The biggest area of growth in the last month is in work item tracking activity.  The reason is that we hooked up a mirror between our "old" work item tracking system and TFS.  This means that changes in each system is being replicated into the other.  This has added some additional load to the server (although the increment is fairly minor in terms of available server capacity).

In addition to the additional WIT load, we continue to add source branches for more teams as we bring them on - that accounts for most of the file growth (about 6,000,000 files).

The big learning (for me) in the past month or two has been around SAN configuration and performance.  A month or so ago we started getting event log errors on our SQL Server during peak load times saying that some I/O operations were taking more than 15 seconds to complete.  This has been coincident with us seeing some performance degradation for end users during these peak times.

We initially suspected the SAN and ultimately concluded that the SAN is significantly underpowered and that there are some software improvements we can make.

What I learned about our SAN is that it is RAID5 with 16 spindles.  There are 2 problems here:

  • Our application is fairly write intensive and RAID5 is a very poor choice for applications that do a lot of writing.  Some would say it is a bad choice for all database applications.  In investigating this I was directed (by someone on the SQLServer team) to an interesting site: http://www.baarf.com.  We are currently in the process of planning a migration to a RAID10 SAN configuration.
  • 16 spindles is not enough for the number of people we have on this server.  A single spindle can handle 100-150 I/Os per second.  This means our 16 spindles can handle 1600 - 2400 I/Os per second.  We are seeing I/O peaking at about 3900 I/O requests per second.  This means we need about twice as many spindles.  Although switching from RAID5 to RAID10 will significantly reduce the number of I/Os per second (because a write is only 2 I/Os for RAID10 but 4 I/Os for RAID5).

We also learned some stuff looking at the source of the I/Os.  We tracked back I/Os to the top sprocs generating them and some were obvious - prc_Get and prc_Checkin.  However, some were surprising (prc_iFindPendingChange - was an example, I think).  After investigation we found 3 indexes that could be tuned that would reduce the numbers of I/Os we generate for the same operations.  We're continuing to investigate and I expect we'll find further improvements that will reduce the I/O we do per operation.  As always, we'll roll these changes into our next service pack so everyone can benefit from them.

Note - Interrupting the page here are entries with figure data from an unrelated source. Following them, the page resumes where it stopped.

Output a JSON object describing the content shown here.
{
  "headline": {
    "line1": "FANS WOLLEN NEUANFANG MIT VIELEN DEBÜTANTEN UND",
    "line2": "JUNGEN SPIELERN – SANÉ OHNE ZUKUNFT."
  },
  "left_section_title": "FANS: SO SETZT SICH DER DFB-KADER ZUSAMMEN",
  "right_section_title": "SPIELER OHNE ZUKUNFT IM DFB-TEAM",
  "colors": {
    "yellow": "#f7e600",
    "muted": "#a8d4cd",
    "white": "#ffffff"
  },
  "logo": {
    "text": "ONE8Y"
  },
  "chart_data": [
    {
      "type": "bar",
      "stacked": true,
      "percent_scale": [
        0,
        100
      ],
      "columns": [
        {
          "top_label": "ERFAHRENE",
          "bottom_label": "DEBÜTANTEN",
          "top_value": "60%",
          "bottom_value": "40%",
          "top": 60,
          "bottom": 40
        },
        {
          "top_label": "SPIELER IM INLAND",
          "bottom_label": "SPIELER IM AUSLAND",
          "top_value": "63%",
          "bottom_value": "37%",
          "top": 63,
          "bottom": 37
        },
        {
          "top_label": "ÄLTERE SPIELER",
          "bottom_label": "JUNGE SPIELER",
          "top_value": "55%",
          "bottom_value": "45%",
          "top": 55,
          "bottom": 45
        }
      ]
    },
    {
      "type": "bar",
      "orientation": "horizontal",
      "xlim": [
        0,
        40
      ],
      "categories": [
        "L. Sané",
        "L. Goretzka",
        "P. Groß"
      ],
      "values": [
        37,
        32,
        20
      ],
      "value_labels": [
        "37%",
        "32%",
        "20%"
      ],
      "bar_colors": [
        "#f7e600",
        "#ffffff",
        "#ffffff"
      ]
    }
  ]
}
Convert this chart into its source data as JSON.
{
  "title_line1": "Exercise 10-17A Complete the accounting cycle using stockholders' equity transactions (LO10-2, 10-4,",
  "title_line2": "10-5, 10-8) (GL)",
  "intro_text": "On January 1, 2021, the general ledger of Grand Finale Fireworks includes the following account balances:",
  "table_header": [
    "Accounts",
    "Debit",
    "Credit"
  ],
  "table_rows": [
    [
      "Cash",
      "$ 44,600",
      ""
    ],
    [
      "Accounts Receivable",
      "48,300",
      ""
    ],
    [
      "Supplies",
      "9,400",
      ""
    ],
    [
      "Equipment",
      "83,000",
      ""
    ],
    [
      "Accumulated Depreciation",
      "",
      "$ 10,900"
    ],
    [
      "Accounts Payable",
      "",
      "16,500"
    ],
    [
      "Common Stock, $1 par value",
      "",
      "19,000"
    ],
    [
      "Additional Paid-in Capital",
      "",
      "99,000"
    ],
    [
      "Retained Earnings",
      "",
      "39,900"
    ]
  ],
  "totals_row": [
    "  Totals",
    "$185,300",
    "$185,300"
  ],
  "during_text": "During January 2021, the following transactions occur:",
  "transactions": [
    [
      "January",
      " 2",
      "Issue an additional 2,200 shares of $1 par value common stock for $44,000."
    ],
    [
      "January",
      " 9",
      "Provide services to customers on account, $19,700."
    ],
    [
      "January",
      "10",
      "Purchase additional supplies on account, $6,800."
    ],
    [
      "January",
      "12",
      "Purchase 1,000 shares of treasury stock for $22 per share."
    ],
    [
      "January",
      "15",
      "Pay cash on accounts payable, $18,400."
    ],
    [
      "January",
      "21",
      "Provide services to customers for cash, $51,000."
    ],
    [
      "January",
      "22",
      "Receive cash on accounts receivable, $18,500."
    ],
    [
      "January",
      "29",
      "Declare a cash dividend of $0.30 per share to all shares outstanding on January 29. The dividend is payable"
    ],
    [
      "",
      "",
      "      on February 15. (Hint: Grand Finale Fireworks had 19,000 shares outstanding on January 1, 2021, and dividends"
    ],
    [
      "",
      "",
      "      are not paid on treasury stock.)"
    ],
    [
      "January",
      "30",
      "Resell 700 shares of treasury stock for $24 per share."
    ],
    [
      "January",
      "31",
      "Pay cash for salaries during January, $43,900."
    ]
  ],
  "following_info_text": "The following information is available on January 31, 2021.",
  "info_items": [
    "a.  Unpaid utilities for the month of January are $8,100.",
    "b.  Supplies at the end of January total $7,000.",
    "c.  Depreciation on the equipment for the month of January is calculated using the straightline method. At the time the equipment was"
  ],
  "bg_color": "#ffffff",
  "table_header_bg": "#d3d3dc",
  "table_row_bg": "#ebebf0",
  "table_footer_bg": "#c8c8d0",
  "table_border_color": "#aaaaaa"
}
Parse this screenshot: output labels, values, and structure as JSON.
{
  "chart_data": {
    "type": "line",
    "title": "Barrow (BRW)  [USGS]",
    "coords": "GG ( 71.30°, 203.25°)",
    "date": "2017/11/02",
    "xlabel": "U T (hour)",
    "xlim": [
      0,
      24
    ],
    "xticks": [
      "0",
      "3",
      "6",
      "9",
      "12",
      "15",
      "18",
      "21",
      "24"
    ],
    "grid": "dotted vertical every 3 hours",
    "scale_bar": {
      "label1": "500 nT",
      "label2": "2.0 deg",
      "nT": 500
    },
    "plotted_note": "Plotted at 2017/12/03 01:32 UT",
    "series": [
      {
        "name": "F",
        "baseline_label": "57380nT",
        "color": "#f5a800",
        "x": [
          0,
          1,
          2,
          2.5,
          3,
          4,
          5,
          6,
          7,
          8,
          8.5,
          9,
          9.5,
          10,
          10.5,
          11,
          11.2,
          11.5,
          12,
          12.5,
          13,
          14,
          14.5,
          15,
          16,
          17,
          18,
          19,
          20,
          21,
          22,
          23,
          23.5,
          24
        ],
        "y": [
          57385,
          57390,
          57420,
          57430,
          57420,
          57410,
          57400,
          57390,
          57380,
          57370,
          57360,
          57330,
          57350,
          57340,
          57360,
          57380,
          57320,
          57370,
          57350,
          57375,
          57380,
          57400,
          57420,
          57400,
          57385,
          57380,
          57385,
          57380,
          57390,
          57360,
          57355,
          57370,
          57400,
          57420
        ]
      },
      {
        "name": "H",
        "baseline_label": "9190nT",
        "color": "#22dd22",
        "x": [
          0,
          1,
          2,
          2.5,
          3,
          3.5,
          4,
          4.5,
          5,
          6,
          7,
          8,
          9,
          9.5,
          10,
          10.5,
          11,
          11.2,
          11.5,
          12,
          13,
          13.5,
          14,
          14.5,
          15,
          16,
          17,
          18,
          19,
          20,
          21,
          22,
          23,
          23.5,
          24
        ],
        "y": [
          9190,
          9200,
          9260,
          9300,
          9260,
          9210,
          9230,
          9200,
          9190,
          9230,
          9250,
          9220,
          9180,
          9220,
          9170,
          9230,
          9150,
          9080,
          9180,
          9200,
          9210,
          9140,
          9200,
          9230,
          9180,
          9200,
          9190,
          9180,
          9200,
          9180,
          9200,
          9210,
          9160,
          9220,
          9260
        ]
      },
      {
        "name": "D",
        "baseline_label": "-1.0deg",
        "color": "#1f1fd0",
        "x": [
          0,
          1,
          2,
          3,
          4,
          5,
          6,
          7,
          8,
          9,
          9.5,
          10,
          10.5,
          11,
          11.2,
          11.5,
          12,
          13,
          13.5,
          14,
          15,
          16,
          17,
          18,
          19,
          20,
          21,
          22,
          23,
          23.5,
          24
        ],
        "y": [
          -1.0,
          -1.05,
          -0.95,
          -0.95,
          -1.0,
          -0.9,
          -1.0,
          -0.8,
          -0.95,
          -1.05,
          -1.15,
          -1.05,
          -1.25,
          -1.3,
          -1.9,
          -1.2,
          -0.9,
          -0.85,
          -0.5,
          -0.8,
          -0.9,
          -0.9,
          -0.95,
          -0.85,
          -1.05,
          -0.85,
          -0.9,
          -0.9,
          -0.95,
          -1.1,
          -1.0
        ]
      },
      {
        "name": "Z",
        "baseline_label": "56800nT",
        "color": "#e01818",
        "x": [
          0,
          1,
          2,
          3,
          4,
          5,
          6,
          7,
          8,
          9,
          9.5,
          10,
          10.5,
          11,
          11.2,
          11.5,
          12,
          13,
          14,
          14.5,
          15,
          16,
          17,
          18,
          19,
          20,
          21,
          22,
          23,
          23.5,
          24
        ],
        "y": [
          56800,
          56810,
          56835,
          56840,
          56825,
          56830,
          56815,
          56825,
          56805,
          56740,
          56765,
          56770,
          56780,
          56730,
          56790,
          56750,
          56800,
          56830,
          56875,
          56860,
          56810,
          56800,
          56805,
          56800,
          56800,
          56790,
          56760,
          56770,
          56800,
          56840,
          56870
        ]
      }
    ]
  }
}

And here are the latest statistics...

Users
Recent users: 680
Users with assigned work items: 1,662
Version control users: 1,312

Work items
Work items: 105,2770
Areas & Iterations: 6,059
Work item versions: 770,438
Attached files: 28,582
Queries: 9,954

Version control
Files/Folders: 19,580,651/2,570,303
LocalVersion: 110.9M
Total compressed file sizes: 193.3G
Workspaces: 2,702
Shelvesets: 4,098
Checkins: 81,292
Pending changes: 397,954

Requests (last 7 days)
Work Item queries: 250,592
Work Item updates: 36,793
Work Item opens: 157,748
Gets: 14,033
Downloads: 4.3M
Checkins: 3,719
Uploads: 10,852
Shelves: 450

As always comments and questions are welcome (...even encouraged)  You can even tell me if I'm boring you to death :)

Brian